Leveraging Semtech’s advanced chipsets, which combine terrestrial LoRaWAN and Kinéis’s satellite connectivity into a single solution, this integration ensures users can deploy products with both terrestrial Low-Power Wide-Area Network (LPWAN) and satellite connectivity.
- Dimensions: 23.7 x 9.7 x 2.1 cm
- Weight: 136 g
- Solar panel size: 8.2 x 8.2 cm
- Operational temperature: -10°C to +40°C
- Operational humidity: 15% to 95%, non-condensing
- Ingress protection: IP67
- Material: plastic (weather and UV proof)
- Modulation: 400 MHz
- Signal strength: 27dBm nominal operation
The foundation for the development of this project is Dryad‘s solar-powered, edge computing-enabled fire gas sensors. These sensors measure fire-specific compound concentrations and microclimate data and communicate via LoRaWAN radio. To eliminate false alarms, such as those triggered by cigarette smoke, the sensors are equipped with machine learning systems that differentiate odours and ensure reliable forest fire detection. Each sensor can monitor approximately one hectare of forest, and has a maintenance-free operational lifespan of up to 15 years.
The sensor system contains numerous gas detection sensors and VOC sensors and a custom-built antenna that connects to terrestrial communications systems via LoRaWAN and to a low Earth Orbit (LEO) Internet-of-Things (IoT) constellation of nanosatellites by satellite operator Kinéis. Sensor installations for linear infrastructure such as powerlines or railways, or in difficult terrain such as mountainous regions and areas with limited terrestrial telecommunications network coverage will benefit from direct-to-satellite connectivity.
The Kinéis satellite system is expected to include a total of 25 nano satellites and about 20 ground stations and will achieve full operational capability (FOC) by mid 2025, enabling signal transmissions with very low latency.

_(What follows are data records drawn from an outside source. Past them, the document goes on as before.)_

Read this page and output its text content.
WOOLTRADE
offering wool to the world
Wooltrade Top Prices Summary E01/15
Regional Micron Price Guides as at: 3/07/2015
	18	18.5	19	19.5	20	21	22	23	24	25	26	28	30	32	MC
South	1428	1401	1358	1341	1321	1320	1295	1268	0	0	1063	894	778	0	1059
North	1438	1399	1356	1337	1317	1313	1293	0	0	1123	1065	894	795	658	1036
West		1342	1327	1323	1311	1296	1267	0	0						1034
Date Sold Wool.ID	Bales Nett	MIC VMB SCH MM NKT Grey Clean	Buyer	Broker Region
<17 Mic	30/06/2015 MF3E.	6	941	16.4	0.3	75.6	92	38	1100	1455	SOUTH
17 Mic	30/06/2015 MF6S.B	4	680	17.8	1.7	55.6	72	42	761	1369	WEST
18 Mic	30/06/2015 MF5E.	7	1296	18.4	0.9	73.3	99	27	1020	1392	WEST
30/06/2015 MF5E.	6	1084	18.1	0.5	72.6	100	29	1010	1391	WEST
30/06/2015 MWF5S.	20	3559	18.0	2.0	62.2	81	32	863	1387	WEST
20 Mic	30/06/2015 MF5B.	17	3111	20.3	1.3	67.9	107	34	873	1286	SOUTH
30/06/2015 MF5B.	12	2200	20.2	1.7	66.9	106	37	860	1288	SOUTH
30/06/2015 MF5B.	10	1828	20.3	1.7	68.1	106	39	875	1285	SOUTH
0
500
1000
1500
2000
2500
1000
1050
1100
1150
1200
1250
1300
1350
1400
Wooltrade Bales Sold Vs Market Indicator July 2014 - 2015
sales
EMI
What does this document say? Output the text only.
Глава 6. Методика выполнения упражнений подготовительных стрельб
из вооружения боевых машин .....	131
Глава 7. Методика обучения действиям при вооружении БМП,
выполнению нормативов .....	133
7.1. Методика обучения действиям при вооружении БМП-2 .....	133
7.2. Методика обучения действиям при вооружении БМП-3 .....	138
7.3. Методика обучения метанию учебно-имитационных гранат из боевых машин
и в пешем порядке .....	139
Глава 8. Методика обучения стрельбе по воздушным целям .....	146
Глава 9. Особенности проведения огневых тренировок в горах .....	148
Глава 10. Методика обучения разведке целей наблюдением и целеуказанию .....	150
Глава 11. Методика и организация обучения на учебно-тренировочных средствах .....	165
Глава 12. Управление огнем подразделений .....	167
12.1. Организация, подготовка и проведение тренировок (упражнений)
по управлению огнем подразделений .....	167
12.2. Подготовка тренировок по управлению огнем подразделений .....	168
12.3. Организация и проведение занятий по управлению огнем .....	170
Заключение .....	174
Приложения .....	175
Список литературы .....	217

- Result from Requirements Analysis (Work Package [WP] 1): Comprehensive specification document (Milestone (MS) 1);
- Research on direct-to-satellite IoT communication outdoors (WP2): will make project-relevant analysis results available (MS2);
- Research on direct-to-satellite IoT communication in the forest (WP3): will make project-relevant analysis results from tests available (MS3);
- Development of a project-specific antenna system (WP4): Result will be a provisionally operational antenna system (MS4);
- Development of a project-specific edge-computing firmware (WP5): will yield a provisionally operational edge computing firmware (MS5);
- System integration (WP6): results in an operational IoT sensor in the form of a functional prototype (Technology Readiness Level (TRL) 5) (MS6).

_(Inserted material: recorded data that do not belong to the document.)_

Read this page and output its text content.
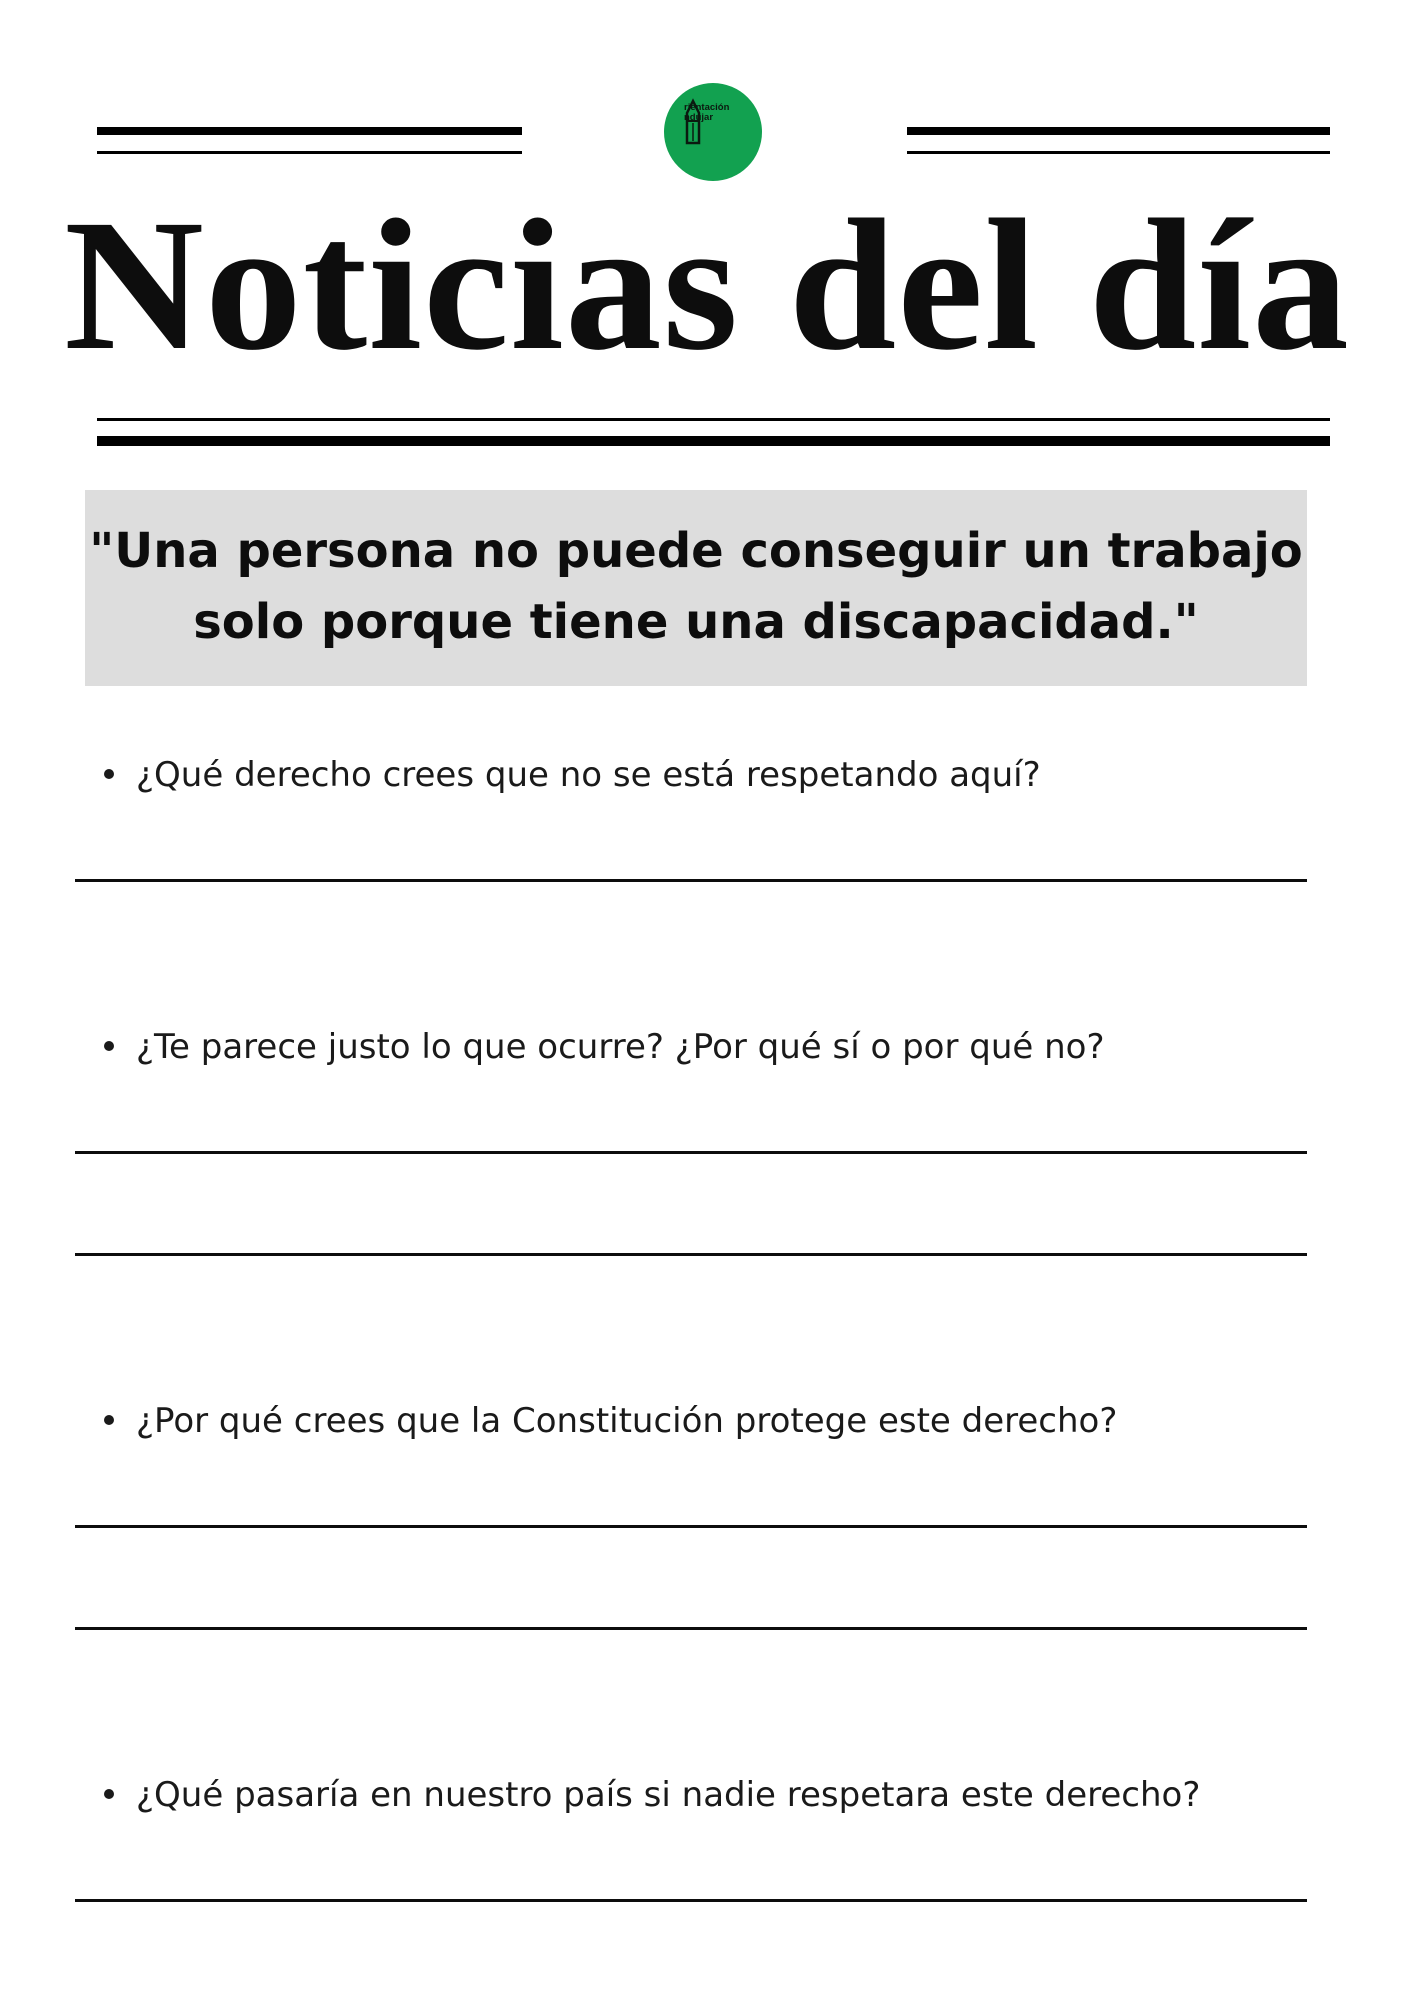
rientación
ndújar
Noticias del día
"Una persona no puede conseguir un trabajo solo porque tiene una discapacidad."
¿Qué derecho crees que no se está respetando aquí?
¿Te parece justo lo que ocurre? ¿Por qué sí o por qué no?
¿Por qué crees que la Constitución protege este derecho?
¿Qué pasaría en nuestro país si nadie respetara este derecho?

- After finalising the sensor requirements specification after the kick-off of the project in 2024, an antenna concept has been developed in collaboration with Finnish antenna specialist Radientum, followed by simulations and optimisations.
- In spring 2025, the assembled Printed Circuit Board (PCB) and the sensor housing design were completed. A first prototype was built and tested in one of the forests available to Dryad for testing purposes. Full Operational Capability of Kinéis’s constellation is scheduled for June 2025.
- Producing a first batch of sensors is planned, allowing for learnings from the first production run. Large-scale production is planned for 2025.